The questionable practice of "good behaviour contracts" has been thrown into renewed prominence by the case of a five-year-old child, permanently excluded from Wellacre Infants School in Greater Manchester because his parents reasonably refused to allow him to execute such a document.
It has further been spotlighted by the National Association of Head Teachers' call for some greater statutory force, not clearly specified, to be accorded to such arrangements, and for them to be extended to all schools, an appeal recently endorsed by David Hart, the association's general secretary, on Radio 4's The World at One.
While the practice is not new, it is not, as David Hart evidently believes, well-established and uncontroversial. Analysis shows the current use of such documents to be unauthorised, clandestine and legally ineffective. What is new about the NAHT's present call is the idea of requiring pupils at large to subscribe to "contracts", rather than just selected trouble-makers.
Although the Government's response to this appeal is as yet uncertain, the present law governing the practice which is only relevant to over-subscribed schools, is set out accurately enough in DFEE circular 696.
While unwillingness to enter into such a document cannot generally be made grounds for not allocating a place, if a particular school is over-subscribed it can become the basis for prioritising applicants, hence in effect for disallowing those children on whose behalf no such "contract" has been completed.
These are not, in fact, contracts at all in any sense in which the law understands the term. There is no obligation on the school's part beyond that which it is already obliged to deliver, to set against that which is sought from the child or his parent. As a wholly unilateral commitment, and one moreover where the person principally committed is a minor, the law has much to say about the enforceability or otherwise of such a document.
Because, until now, it is believed that the practice has only been significantly adopted in relation to re-entry following exclusion, the problems attendant on its potential application to admissions may not have been noticed.
If it were to become widespread, and the present restriction to over-subscribed schools to be removed by law, what course of action would be left to a local authority in respect of a child unwilling to "sign up" and thus refused admission to any of the authority's maintained schools - allocation to a pupil referral unit?

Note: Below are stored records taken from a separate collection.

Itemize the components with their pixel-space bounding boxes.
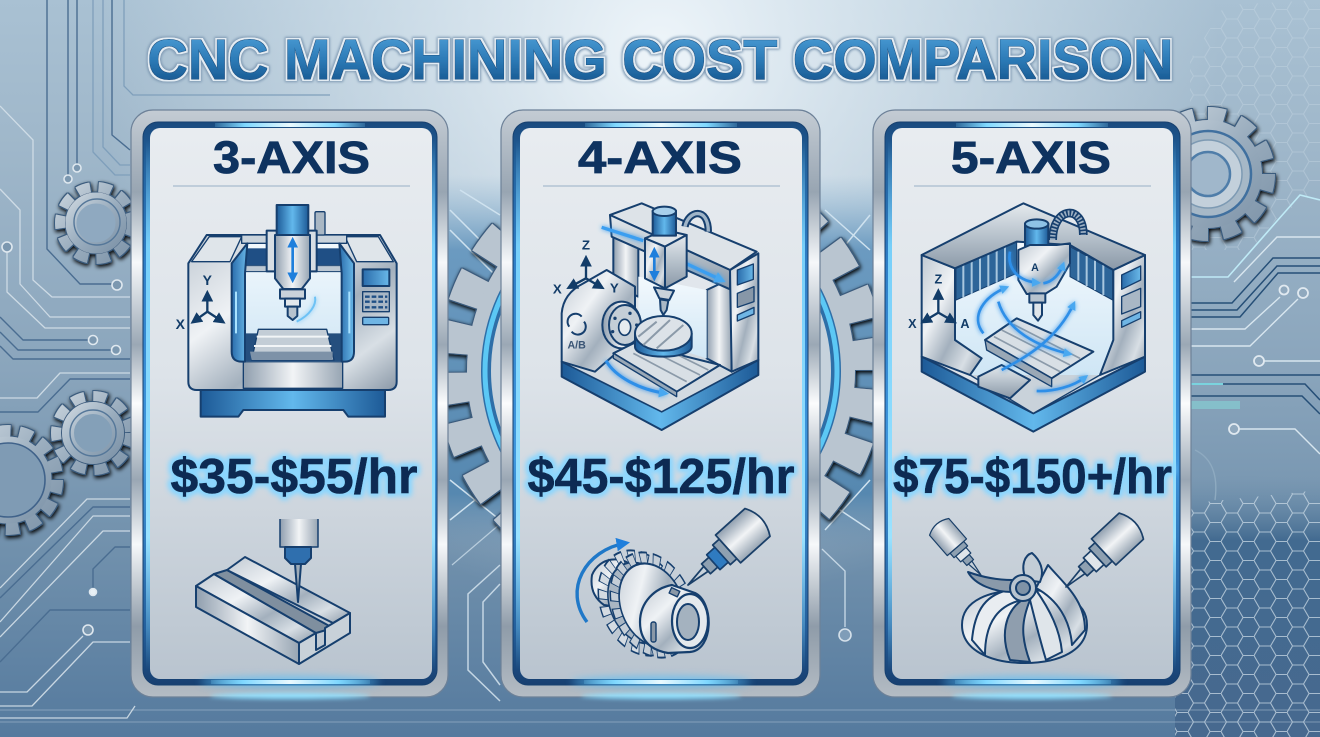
cyan side strips 5-axis <box>888 140 1176 670</box>
center background gear <box>423 133 899 701</box>
icon: 5-axis machine: X <box>908 317 917 331</box>
icon: gear part with tool <box>577 505 774 662</box>
icon: 4-axis machine: X <box>553 281 562 296</box>
top glow bar 4-axis <box>585 123 737 127</box>
panel: 3-axis <box>131 110 448 699</box>
icon: 4-axis machine: Z <box>582 237 590 252</box>
bottom glow bar 4-axis <box>571 676 751 699</box>
icon: 5-axis machine: A <box>960 317 970 331</box>
bottom glow bar 3-axis <box>200 676 380 699</box>
inner blue border 4-axis <box>513 122 808 685</box>
content surface 5-axis <box>892 128 1173 679</box>
price: 5-axis: $75-$150+/hr <box>893 450 1172 504</box>
circuit traces left <box>0 0 330 718</box>
gears left <box>0 187 132 529</box>
icon: 3-axis machine: X <box>176 316 186 332</box>
metal frame 3-axis <box>131 110 448 697</box>
icon: 4-axis machine <box>553 203 758 430</box>
metal frame 5-axis <box>873 110 1191 697</box>
cyan side strips 4-axis <box>516 140 805 670</box>
heading: 4-axis: 4-AXIS <box>578 132 742 183</box>
icon: 5-axis machine <box>908 203 1145 432</box>
title: CNC MACHINING COST COMPARISON <box>148 28 1174 92</box>
metal frame 4-axis <box>501 110 820 697</box>
icon: 3-axis machine: Y <box>203 272 213 288</box>
icon: impeller with two tools <box>927 509 1147 663</box>
cyan side strips 3-axis <box>146 140 435 670</box>
icon: 5-axis machine: A <box>1031 262 1039 274</box>
circuit traces right <box>1190 195 1320 500</box>
heading: 3-axis: 3-AXIS <box>213 132 370 183</box>
bottom glow bar 5-axis <box>942 676 1122 699</box>
icon: milled slot block <box>196 519 350 664</box>
icon: 5-axis machine: Z <box>934 272 942 286</box>
icon: 3-axis machine <box>176 205 397 417</box>
inner blue border 3-axis <box>143 122 437 685</box>
icon: 4-axis machine: A/B <box>567 339 586 351</box>
price: 3-axis: $35-$55/hr <box>170 450 418 504</box>
top glow bar 3-axis <box>215 123 365 127</box>
panel: 4-axis <box>501 110 820 699</box>
icon: 4-axis machine: Y <box>610 281 619 296</box>
panel: 5-axis <box>873 110 1191 699</box>
content surface 3-axis <box>150 128 432 679</box>
price: 4-axis: $45-$125/hr <box>528 450 794 504</box>
content surface 4-axis <box>520 128 802 679</box>
gear right <box>1148 114 1268 234</box>
inner blue border 5-axis <box>885 122 1180 685</box>
heading: 5-axis: 5-AXIS <box>951 132 1111 183</box>
top glow bar 5-axis <box>956 123 1108 127</box>
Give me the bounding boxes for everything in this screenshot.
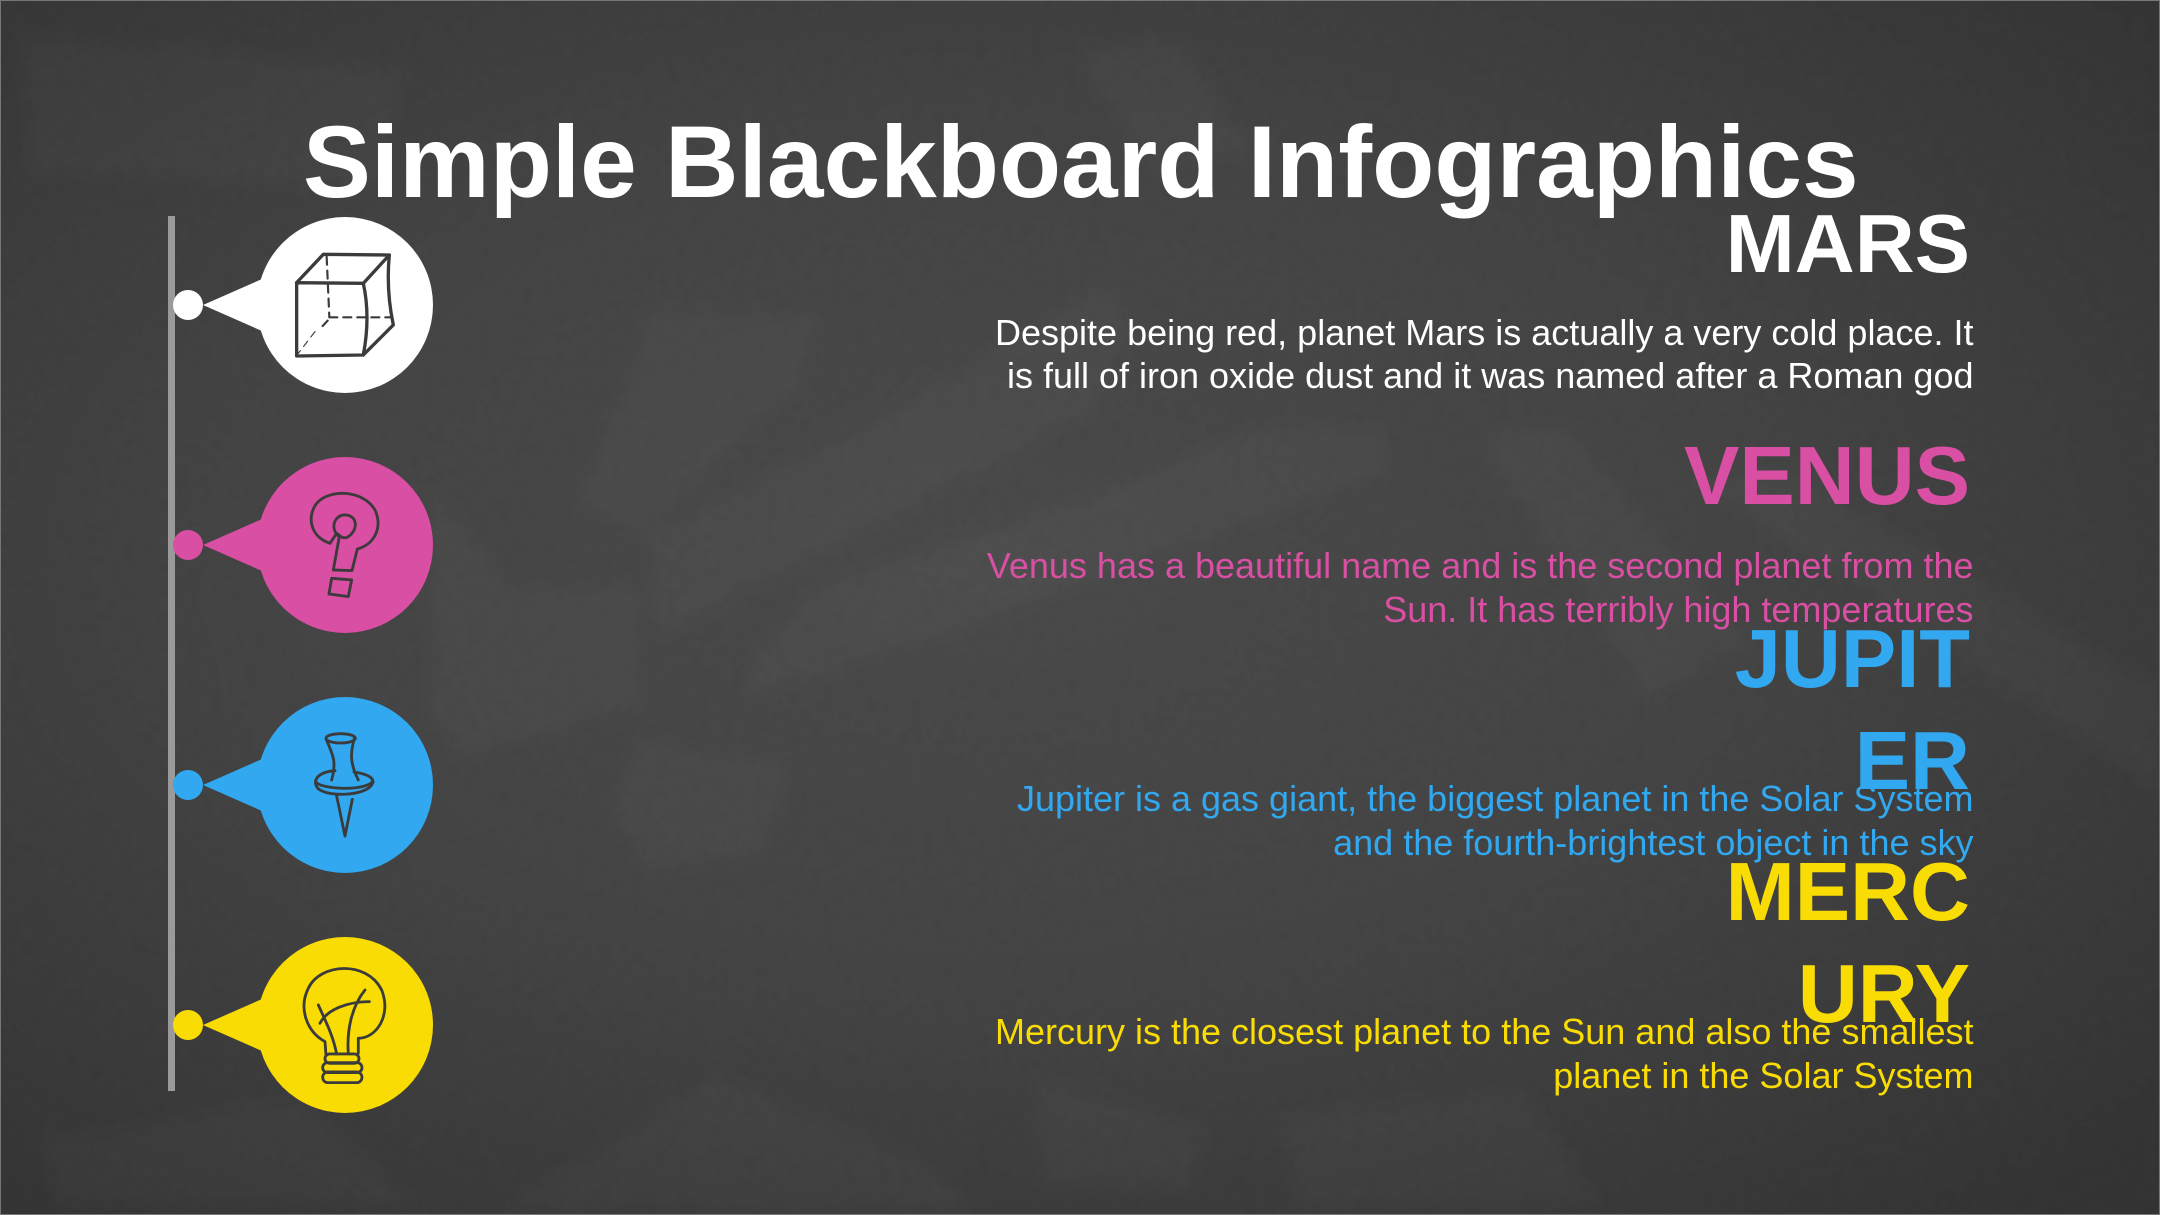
text block: Mercury: URY: [1798, 947, 1970, 1040]
text block: Jupiter: Jupiter is a gas giant, the biggest planet in the Solar System: [1017, 778, 1974, 819]
marker: Mars, cube icon: [173, 217, 433, 393]
timeline line: [168, 216, 175, 1091]
text block: Jupiter: ER: [1855, 714, 1970, 807]
text block: Jupiter: [1017, 612, 1974, 863]
text block: Mars: Despite being red, planet Mars is actually a very cold place. It: [995, 312, 1974, 353]
title: Simple Blackboard Infographics: [303, 105, 1859, 219]
text block: Venus: VENUS: [1684, 429, 1970, 522]
marker: Mercury, light bulb icon: [173, 937, 433, 1113]
text block: Mercury: planet in the Solar System: [1553, 1055, 1974, 1096]
text block: Mercury: [995, 845, 1974, 1096]
icon: light bulb: [304, 969, 385, 1083]
text block: Mars: [995, 197, 1974, 396]
text block: Venus: Sun. It has terribly high temperatures: [1383, 589, 1974, 630]
text block: Mercury: MERC: [1726, 845, 1970, 938]
text block: Mars: is full of iron oxide dust and it was named after a Roman god: [1007, 355, 1974, 396]
icon: cube: [297, 254, 393, 356]
text block: Jupiter: and the fourth-brightest object in the sky: [1333, 822, 1974, 863]
text block: Jupiter: JUPIT: [1735, 612, 1970, 705]
text block: Venus: [987, 429, 1974, 630]
icon: push pin: [316, 734, 373, 836]
text block: Mars: MARS: [1726, 197, 1970, 290]
text block: Venus: Venus has a beautiful name and is the second planet from the: [987, 545, 1974, 586]
icon: question mark: [311, 493, 378, 597]
marker: Jupiter, push pin icon: [173, 697, 433, 873]
text block: Mercury: Mercury is the closest planet to the Sun and also the smallest: [995, 1011, 1974, 1052]
marker: Venus, question mark icon: [173, 457, 433, 633]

The implication necessarily seems to be that the local authority's present power in Section 13 of the 1993 Act to get round this, by directing a school to take a child for whom no place could otherwise be found, would be abrogated. Even if the scheme were not to be extended to under-subscribed schools, the mere fact of its wholesale adoption by the over-subscribed must necessarily introduce an additional, routine complication into the annual admissions process, extending the timetable for this.
The real imponderable is what happens where such a document has been entered into and the child infringes its requirements. For if it has no observable consequence, the entire exercise is otiose. It seems to be erroneously imagined by the proponents of such "contracts" that they empower the school to proceed in a manner which without the document would have been unlawful.
But contracts do not purport to lay down any new sanctions: the redress for a breach remains, as already available for any sufficient misbehaviour, exclusion, either short-term or permanent, with the statutory appeal rights attendant on that punishment.
A properly instructed appeal committee ought always to reinstate a child where the school has simply relied on breach of the document without attempting a proper balance of the gravity of the offence and the severity of the punishment. It could be proposed that such a committee should be obliged to accept breach pure and simple as prima-facie evidence of behaviour justifying exclusion, subject to rebuttal upon investigation by the committee. But this would be a minutely small nut to be cracked by such a statutory sledgehammer. Exclusion apart, the document would add nothing to a school's existing disciplinary powers.
One can hardly imagine any new law exacting damages from the parent, although the model of coercing children through sanctions against a parent does exist, in respect of truancy.
The law is, in fact, far clearer in respect of the primary area in which such "contracts" are being operated at present - the situation of a child following exclusion. At the end of a fixed-term exclusion, or after reinstatement by appeal process following a permanent exclusion, a registered pupil has an absolute entitlement to be re-admitted: no signature can be required as a precondition of entry, nor refusal to sign be made grounds for further exclusion.
If this is what is being proposed, Mr Hart's interview clouded the issue. The Secretary of State's direction under sections 68 or 99 of the 1944 Act would lie against any such abuse of its functions by the school. The common custom of imposing such a requirement as a means of impressing recalcitrant children (or lackadaisical parents) with the gravity of their situation is, in my view, improper.
It attempts to coerce by falsehood, disguising from the uninstructed that the school would be exceeding its powers by relying on a piece of paper to justify anything otherwise unjustified. A responsible institution should not bluff pupils: the relationship should be based on clear, mutually understood legal rules.